Using the Price-Earnings Ratio to Assess Stock Value

By Stock Research Pro • March 21st, 2009

The Price-Earnings Ratio is a valuation ratio to measure a company’s current share price against its earnings per-share. Often referred to as the “multiple”, the measure indicates how much investors are paying for each dollar of the company’s earnings. Generally speaking, a high P/E indicates that investors expect the company to achieve higher earnings growth in the future. The P/E ratio is usually compared to companies within the same industry. While there are several different ways to calculate this measure, the Trailing P/E is the most commonly used because it is based on actual company earnings.

Earnings-Based Valuations

Most investors determine the value of a stock through company earnings, which are simply the money remaining after the company pays all its expenses. To arrange for fair comparisons, investors look at earnings of a per-share basis, the EPS. The price/earnings ratio is the best known and most widely-used of earnings-based valuation measure.

Importance of the P/E Ratio

When investors like a company, they will drive up its share price and, by extension, it P/E ratio. Comparing the P/E ratio of that company against its competitors can help determine whether how reasonable that stock is currently priced. A high PE means that company must consistently grow its earnings to meet these investor expectations as falling short of these expectations will cause the stock price to fall.

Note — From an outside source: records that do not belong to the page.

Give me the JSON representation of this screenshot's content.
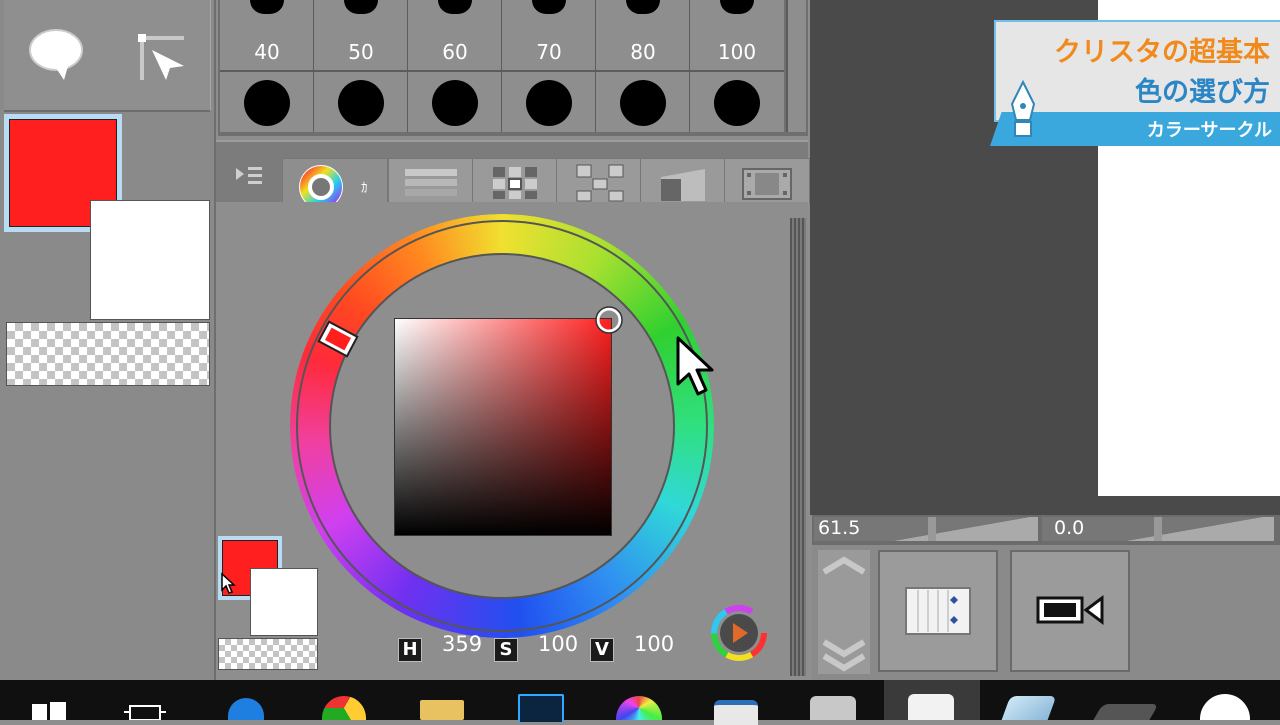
{
  "brush_sizes": {
    "labels": [
      "40",
      "50",
      "60",
      "70",
      "80",
      "100"
    ]
  },
  "color_circle": {
    "h_label": "H",
    "s_label": "S",
    "v_label": "V",
    "h_value": "359",
    "s_value": "100",
    "v_value": "100",
    "tab_marker": "ｶ"
  },
  "colors": {
    "main": "#ff1f1f",
    "sub": "#ffffff",
    "accent_caption": "#f08a1c",
    "caption_band": "#3aa8dc"
  },
  "canvas_readout": {
    "left_value": "61.5",
    "right_value": "0.0"
  },
  "caption": {
    "line1": "クリスタの超基本",
    "line2": "色の選び方",
    "band": "カラーサークル"
  },
  "taskbar": {
    "apps": [
      "windows-start-icon",
      "task-view-icon",
      "edge-icon",
      "chrome-icon",
      "file-explorer-icon",
      "photoshop-icon",
      "color-app-icon",
      "window-icon",
      "swirl-app-icon",
      "clip-studio-icon",
      "eraser-app-icon",
      "tablet-app-icon",
      "messenger-icon"
    ]
  }
}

Price/Earnings Calculations

Trailing P/E is calculated by dividing the current stock price by the company’s earnings per share for the past 12 months. This is the most commonly used P/E measure and, because it is based on actual earnings, it is seen as the most accurate. A trailing P/E is calculated based on the four most recent quarters for the company.

Forward P/E is calculated using forecasted earnings for the company. The forecasted earnings used can either be for the next 12 months or for the next full-year fiscal period. The forward P/E is not seen as reliable as the trailing P/E because it uses estimates for future earnings. It can, however, provide benefit to investors as they work to predict the future performance of a company to determine the worthiness of a stock investment.

Limitations of the P/E Ratio

While P/E ratios offer a quick way to assess value, they should offer you just one data point in making your investment decisions. A P/E that is measured using trailing earnings (which may have been strong) does not necessarily indicate strong future earnings.


The above information is educational and should not be interpreted as financial advice. For advice that is specific to your circumstances, you should consult a financial or tax advisor.